Primo Levi asks an open question: If This Is a Man?

We Germans offers no ready answers. Alexander Starritt, now there’s a writer worth knowing.  

The Man Who Saw Too Much, BBC 1, BBC iPlayer presenter, producer and director Alan Yentob and Jill Nicholls.

https://www.bbc.co.uk/iplayer/episode/m000bqt9/the-man-who-saw-too-much

The story of 106-year-old Boris Pahor is a eulogy to the twentieth century. The man who saw too much and experienced too much is a testament to man’s inhumanity to man. He wrote a memoir, Necropolis- City of the Dead about his incarceration in a little-know Nazi concentration camp, Natzweiler-Struthhof in the mountainous regions of Alsace, France.

He was also sent to Bergen-Belsen, Dachau, Dora, Harzungen, Ironically, Natzweiler was one of the first concentration camps liberated by the Allies, but it was empty. Prisoners were sent to Dachau, but it was Natwieler he judged to be the most cruel. His account is illustrated by drawings by fellow prisoners.

Pahor’s ability to speak several languages, his native Slovenian, Italian, French and I imagine a bit of German saved him. It allowed him to get a job inside the barracks as a translator for the camp doctor an Austrian, who also trained him to be a diarrhoea nurse. Almost half of the 52 000 prisoners were executed, died of illness or malnutrition or died outside working in the granite quarry in sub-zero temperatures. A mountainous region, each step going up the graded slope to work was recalled as the equivalent of Christ on the road to Calvary.  The camp produced a particular type of red stone favoured by Hitler’s architects who created public buildings in honour of the thousand-year Reich.

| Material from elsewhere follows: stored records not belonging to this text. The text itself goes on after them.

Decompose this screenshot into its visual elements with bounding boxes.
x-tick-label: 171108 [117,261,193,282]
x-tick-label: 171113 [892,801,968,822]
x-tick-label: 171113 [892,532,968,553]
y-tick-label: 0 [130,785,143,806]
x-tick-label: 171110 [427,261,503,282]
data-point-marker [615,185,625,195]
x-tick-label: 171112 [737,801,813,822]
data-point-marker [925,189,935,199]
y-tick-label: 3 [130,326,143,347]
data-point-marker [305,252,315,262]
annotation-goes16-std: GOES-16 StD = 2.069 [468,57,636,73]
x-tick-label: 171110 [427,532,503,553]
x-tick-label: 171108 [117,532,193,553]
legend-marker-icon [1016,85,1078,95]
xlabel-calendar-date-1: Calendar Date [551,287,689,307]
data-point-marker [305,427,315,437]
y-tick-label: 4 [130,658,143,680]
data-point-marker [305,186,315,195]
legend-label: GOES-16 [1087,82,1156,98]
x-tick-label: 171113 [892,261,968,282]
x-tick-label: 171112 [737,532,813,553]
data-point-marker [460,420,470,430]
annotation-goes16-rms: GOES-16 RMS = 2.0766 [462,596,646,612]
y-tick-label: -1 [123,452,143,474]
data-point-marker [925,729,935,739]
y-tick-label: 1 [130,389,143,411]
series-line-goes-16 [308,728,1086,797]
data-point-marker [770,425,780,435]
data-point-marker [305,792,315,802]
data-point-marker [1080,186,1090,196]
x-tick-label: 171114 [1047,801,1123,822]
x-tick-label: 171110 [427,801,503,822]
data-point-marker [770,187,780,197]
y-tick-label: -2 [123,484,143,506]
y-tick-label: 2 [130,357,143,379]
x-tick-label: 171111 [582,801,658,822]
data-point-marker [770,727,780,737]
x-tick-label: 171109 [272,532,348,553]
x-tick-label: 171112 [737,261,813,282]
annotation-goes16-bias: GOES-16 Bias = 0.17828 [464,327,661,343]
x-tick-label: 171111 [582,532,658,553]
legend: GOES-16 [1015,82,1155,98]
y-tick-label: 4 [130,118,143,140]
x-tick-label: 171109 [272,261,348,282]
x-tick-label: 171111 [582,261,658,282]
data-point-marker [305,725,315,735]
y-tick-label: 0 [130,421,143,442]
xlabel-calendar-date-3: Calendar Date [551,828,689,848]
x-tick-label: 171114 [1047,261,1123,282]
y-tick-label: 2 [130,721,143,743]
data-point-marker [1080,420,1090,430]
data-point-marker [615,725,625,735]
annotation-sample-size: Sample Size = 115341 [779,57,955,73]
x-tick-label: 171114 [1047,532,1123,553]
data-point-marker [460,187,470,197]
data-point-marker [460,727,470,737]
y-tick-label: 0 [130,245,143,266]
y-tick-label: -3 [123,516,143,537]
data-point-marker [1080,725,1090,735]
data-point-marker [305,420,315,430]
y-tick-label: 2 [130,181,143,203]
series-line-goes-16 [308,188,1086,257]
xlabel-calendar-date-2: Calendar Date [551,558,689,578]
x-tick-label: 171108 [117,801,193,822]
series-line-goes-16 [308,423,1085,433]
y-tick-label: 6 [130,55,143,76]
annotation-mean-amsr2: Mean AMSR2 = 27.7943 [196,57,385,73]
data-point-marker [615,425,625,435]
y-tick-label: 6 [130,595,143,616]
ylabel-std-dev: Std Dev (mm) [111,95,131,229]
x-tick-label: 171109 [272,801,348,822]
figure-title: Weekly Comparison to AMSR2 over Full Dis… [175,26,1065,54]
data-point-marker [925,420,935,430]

Pahor was sent to the camp because he was considered to be an anti-fascist. He was arrested in September 1943.

Fascism comes from the term fasces, a bundle of rods with a projected axe blade, a symbol of the magisterial power in ancient Rome.

The neologism fascism was associated with the rise of Mussolini in Italy, Franco in Spain and Hitler in Germany. A megalomaniac belief in the strong-man theory of history. A contempt for the democratic process and calls for its suspension so the great man can act on behalf of the people.

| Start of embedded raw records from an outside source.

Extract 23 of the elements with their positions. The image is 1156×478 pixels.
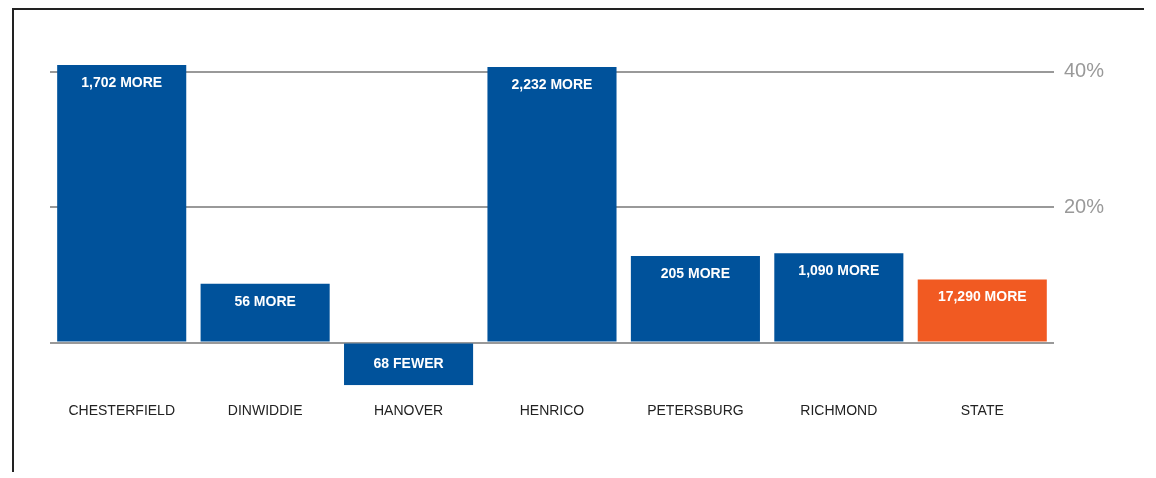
y-tick-label: 40%: [1063, 59, 1105, 82]
annotation: 1,702 MORE: [81, 73, 163, 90]
annotation: 68 FEWER: [373, 354, 444, 371]
x-tick-label: RICHMOND: [800, 402, 878, 419]
bar: [344, 343, 474, 386]
x-tick-label: STATE: [960, 402, 1004, 419]
bar: [200, 283, 330, 342]
bar: [917, 279, 1047, 342]
annotation: 2,232 MORE: [511, 75, 593, 92]
x-tick-label: HENRICO: [519, 402, 585, 419]
y-tick-label: 20%: [1063, 194, 1105, 217]
x-tick-label: PETERSBURG: [647, 402, 744, 419]
bar: [487, 67, 617, 342]
annotation: 205 MORE: [660, 264, 731, 281]
x-tick-label: CHESTERFIELD: [68, 402, 175, 419]
annotation: 56 MORE: [234, 292, 296, 309]
annotation: 17,290 MORE: [937, 288, 1027, 305]
x-tick-label: HANOVER: [373, 402, 444, 419]
bar: [774, 253, 904, 342]
bar: [630, 255, 760, 342]
annotation: 1,090 MORE: [798, 262, 880, 279]
x-tick-label: DINWIDDIE: [227, 402, 303, 419]
bar: [57, 65, 187, 342]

Pahor, for example, recalls his upbringing in the cosmopolitan Slovenian port city of Trieste with access to the Adriatic being taken over by Italy after the first world war. As a precursor to Kristallnacht, Mussolini’s blackshirts burned down the Slovene cultural centre, closed their schools and banned the speaking of their language in public. School lessons were in Italian. Pahor, the anti-fascist was drafted into Mussolini’s army to fight the anti-fascist Allied forced.

Fascism = Capitalism.

Mussolini, the former Communist and man of the people, had a mandate to rule given by aristocracy, landowners and the moneyed classes. In contemporary terms it was based on deregulation. The bogey men of communism and working men organising themselves into trade unions was outlawed. Deregulation meant no regulation, the whip hand was with the rich and only the poor paid taxes.

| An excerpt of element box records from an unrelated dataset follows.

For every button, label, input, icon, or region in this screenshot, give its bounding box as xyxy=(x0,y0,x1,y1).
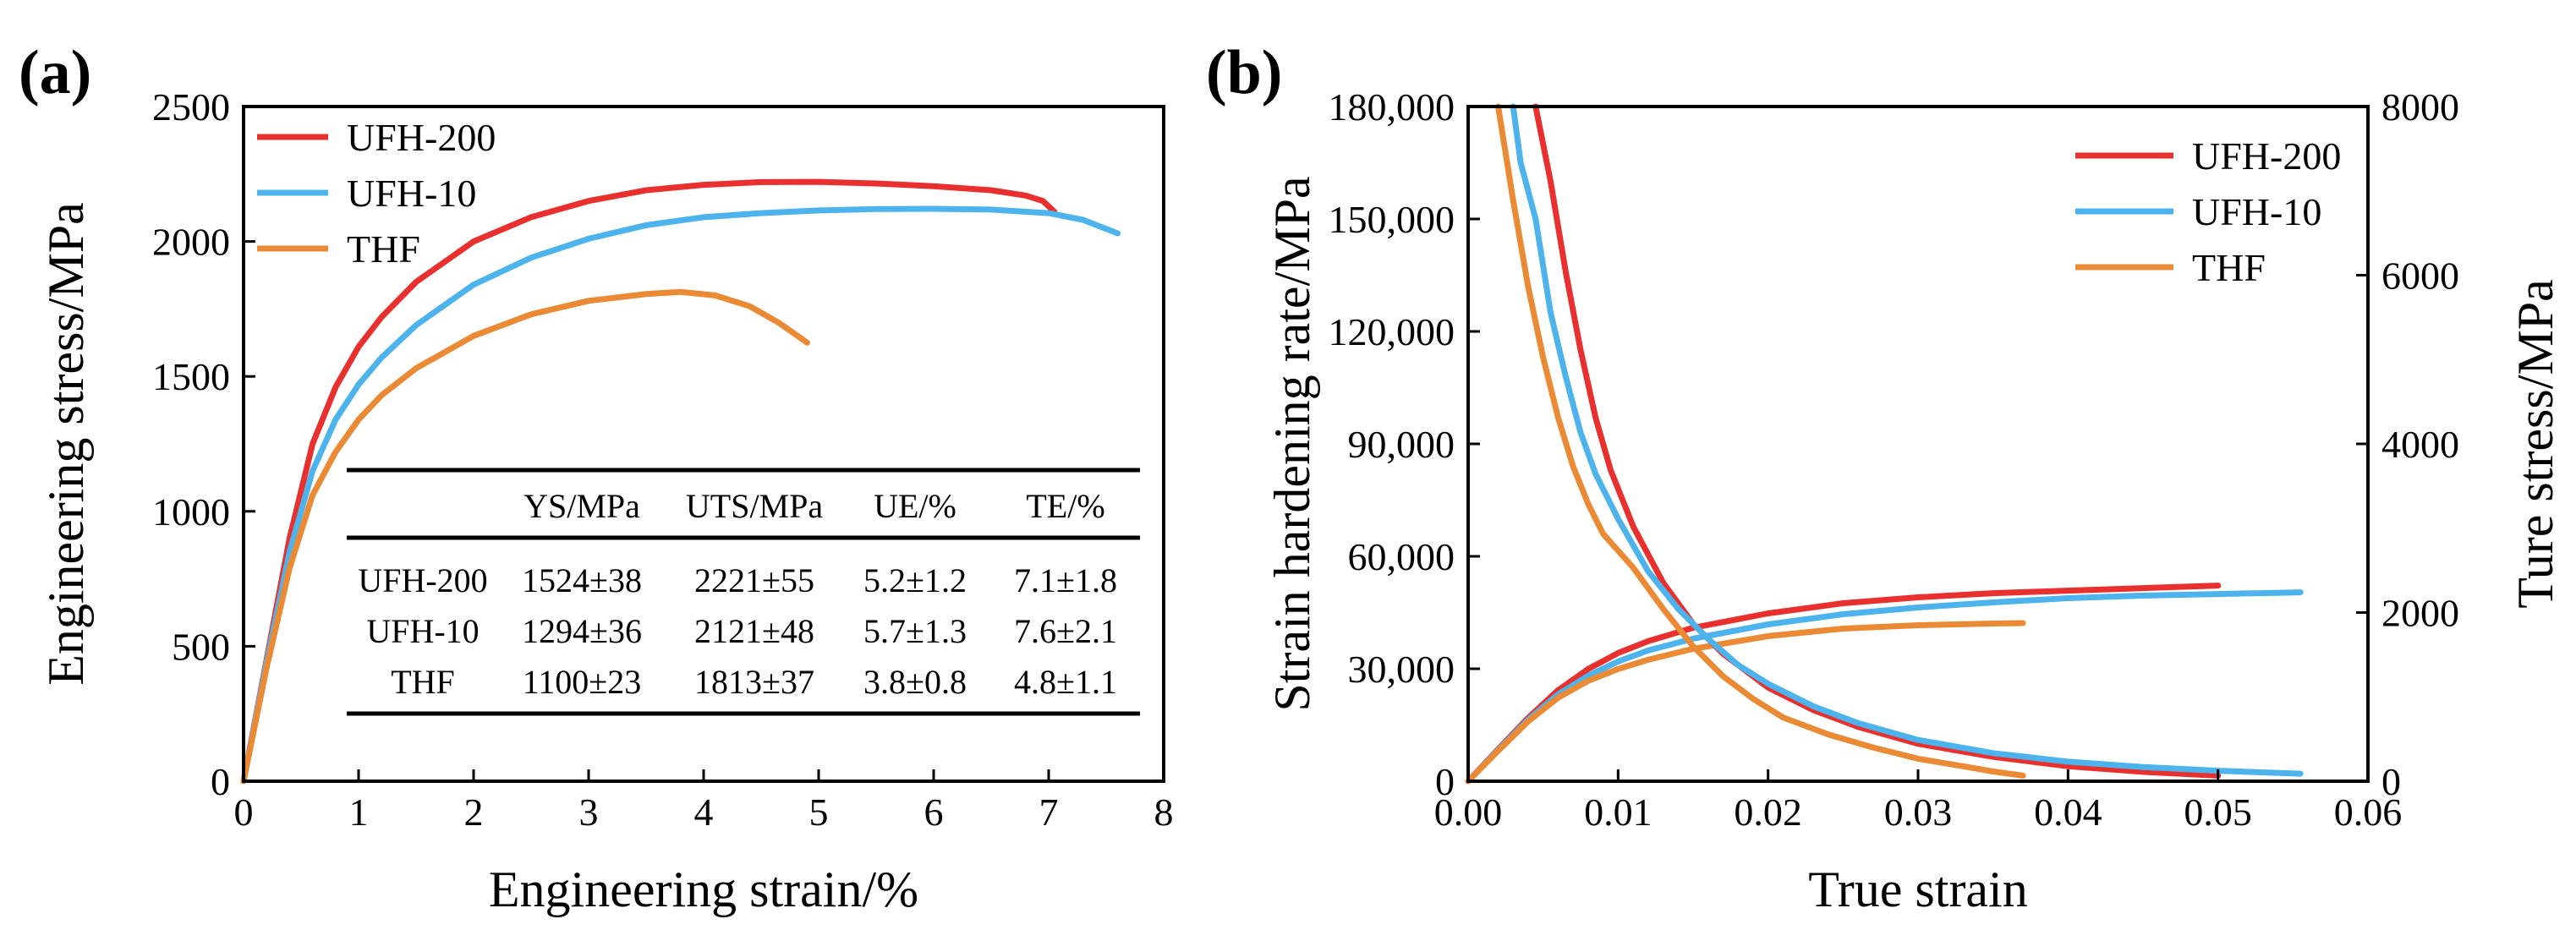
curve-a-thf xyxy=(240,288,810,785)
x-tick-label-b: 0.00 xyxy=(1434,791,1503,834)
x-tick-label-b: 0.04 xyxy=(2034,791,2102,834)
x-tick-label-b: 0.02 xyxy=(1734,791,1802,834)
y2-tick-label-b: 4000 xyxy=(2381,423,2459,466)
x-axis-title-a: Engineering strain/% xyxy=(489,862,918,917)
table-cell: 2221±55 xyxy=(694,561,814,599)
x-tick-label-a: 0 xyxy=(234,791,254,834)
table-cell: 2121±48 xyxy=(694,612,814,650)
y-tick-label-b: 30,000 xyxy=(1348,648,1455,691)
panel-a: (a) YS/MPa UTS/MPa UE/% TE/% UFH-200 1524±38 2… xyxy=(19,38,1174,917)
table-cell: 1294±36 xyxy=(522,612,642,650)
stress-curve-b-thf xyxy=(1465,620,2026,785)
x-axis-title-b: True strain xyxy=(1808,862,2027,917)
x-tick-label-a: 3 xyxy=(579,791,599,834)
legend-b: UFH-200 UFH-10 THF xyxy=(2075,134,2341,289)
table-cell: UFH-10 xyxy=(366,612,479,650)
y-tick-label-b: 90,000 xyxy=(1348,423,1455,466)
hardening-curve-b-ufh-10 xyxy=(1510,103,2304,777)
table-cell: 3.8±0.8 xyxy=(863,663,967,701)
x-tick-label-a: 2 xyxy=(464,791,484,834)
y-tick-label-b: 120,000 xyxy=(1329,310,1455,353)
y2-axis-title-b: Ture stress/MPa xyxy=(2507,279,2563,609)
curve-a-ufh-10 xyxy=(240,205,1121,785)
legend-a-label-thf: THF xyxy=(347,227,420,271)
y-tick-label-a: 500 xyxy=(172,625,230,668)
x-tick-label-a: 5 xyxy=(809,791,829,834)
y2-tick-label-b: 8000 xyxy=(2381,85,2459,129)
legend-b-label-thf: THF xyxy=(2192,246,2266,289)
x-tick-label-a: 8 xyxy=(1154,791,1174,834)
x-tick-label-b: 0.03 xyxy=(1884,791,1953,834)
y-tick-label-a: 2500 xyxy=(152,85,230,129)
y-axis-title-a: Engineering stress/MPa xyxy=(38,202,94,686)
y-tick-label-a: 0 xyxy=(211,760,230,803)
curve-a-ufh-200 xyxy=(240,178,1058,785)
properties-table: YS/MPa UTS/MPa UE/% TE/% UFH-200 1524±38 2221±… xyxy=(347,468,1140,716)
table-cell: 5.7±1.3 xyxy=(863,612,967,650)
y-tick-label-b: 150,000 xyxy=(1329,198,1455,241)
y-tick-label-a: 1000 xyxy=(152,490,230,533)
panel-a-label: (a) xyxy=(19,38,91,107)
table-header-cell: UE/% xyxy=(874,487,956,525)
legend-a-label-ufh-200: UFH-200 xyxy=(347,116,496,159)
table-cell: THF xyxy=(391,663,455,701)
y-tick-label-b: 180,000 xyxy=(1329,85,1455,129)
y2-tick-label-b: 6000 xyxy=(2381,254,2459,298)
table-header-cell: YS/MPa xyxy=(523,487,640,525)
y-axis-title-b: Strain hardening rate/MPa xyxy=(1264,176,1320,711)
legend-a-label-ufh-10: UFH-10 xyxy=(347,172,476,215)
table-header-cell: UTS/MPa xyxy=(686,487,823,525)
x-tick-label-a: 6 xyxy=(924,791,944,834)
x-tick-label-b: 0.06 xyxy=(2334,791,2403,834)
table-cell: UFH-200 xyxy=(358,561,487,599)
panel-b-label: (b) xyxy=(1206,38,1282,107)
panel-b: (b) UFH-200 UFH-10 THF 0.00 0.01 0.02 0.03 0.0… xyxy=(1206,38,2563,917)
y-tick-label-a: 1500 xyxy=(152,355,230,398)
table-cell: 1813±37 xyxy=(694,663,814,701)
y-tick-label-a: 2000 xyxy=(152,221,230,264)
x-tick-label-a: 1 xyxy=(349,791,369,834)
table-cell: 5.2±1.2 xyxy=(863,561,967,599)
y-tick-label-b: 60,000 xyxy=(1348,535,1455,578)
y2-tick-label-b: 2000 xyxy=(2381,592,2459,635)
table-cell: 7.1±1.8 xyxy=(1014,561,1117,599)
table-cell: 4.8±1.1 xyxy=(1014,663,1117,701)
x-tick-label-b: 0.05 xyxy=(2184,791,2252,834)
hardening-curve-b-ufh-200 xyxy=(1532,103,2222,779)
legend-b-label-ufh-200: UFH-200 xyxy=(2192,134,2341,178)
table-cell: 1524±38 xyxy=(522,561,642,599)
table-cell: 1100±23 xyxy=(523,663,641,701)
legend-b-label-ufh-10: UFH-10 xyxy=(2192,190,2321,233)
x-tick-label-b: 0.01 xyxy=(1584,791,1652,834)
table-header-cell: TE/% xyxy=(1026,487,1104,525)
hardening-curve-b-thf xyxy=(1495,103,2026,779)
x-tick-label-a: 7 xyxy=(1039,791,1059,834)
y2-tick-label-b: 0 xyxy=(2381,760,2401,803)
x-tick-label-a: 4 xyxy=(694,791,714,834)
legend-a: UFH-200 UFH-10 THF xyxy=(257,116,496,271)
y-tick-label-b: 0 xyxy=(1435,760,1455,803)
table-cell: 7.6±2.1 xyxy=(1014,612,1117,650)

King Victor Emmanuel III of Italy’s intervention in the second world war and his late backing of the Allied forces led to the arrest of Mussolini at the end of July, 1943. One fascist force replaced another. The German’s sprung Mussolini from prison and took control of the defence of Italy and split the country among fascist and non-fascist supporters.

An estimated 600 000 joined the anti-fascist resistance movement in Italy, around 70 000 of whom were women. Pahore was caught with a typewriter and accused of producing anti-fascist leaflets. So begins his odyssey in the death camps.

Primo Levi, Italian Jew, in his memoir, If This Is a Man asked a question what is it to be truly human?

Necropolis –City of the Dead is the answer. Them and us.  The ersatz category of subhuman that fight each other over a finger-tip of bread while mining pink-coloured rock that has decorative value. Capitalism in its purest form can be found here. Fascism and the strong man theory of history have made a dramatic comeback. Boris Pahor tells it like it is. He saw too much. We understand too little. This is a Boris you can trust.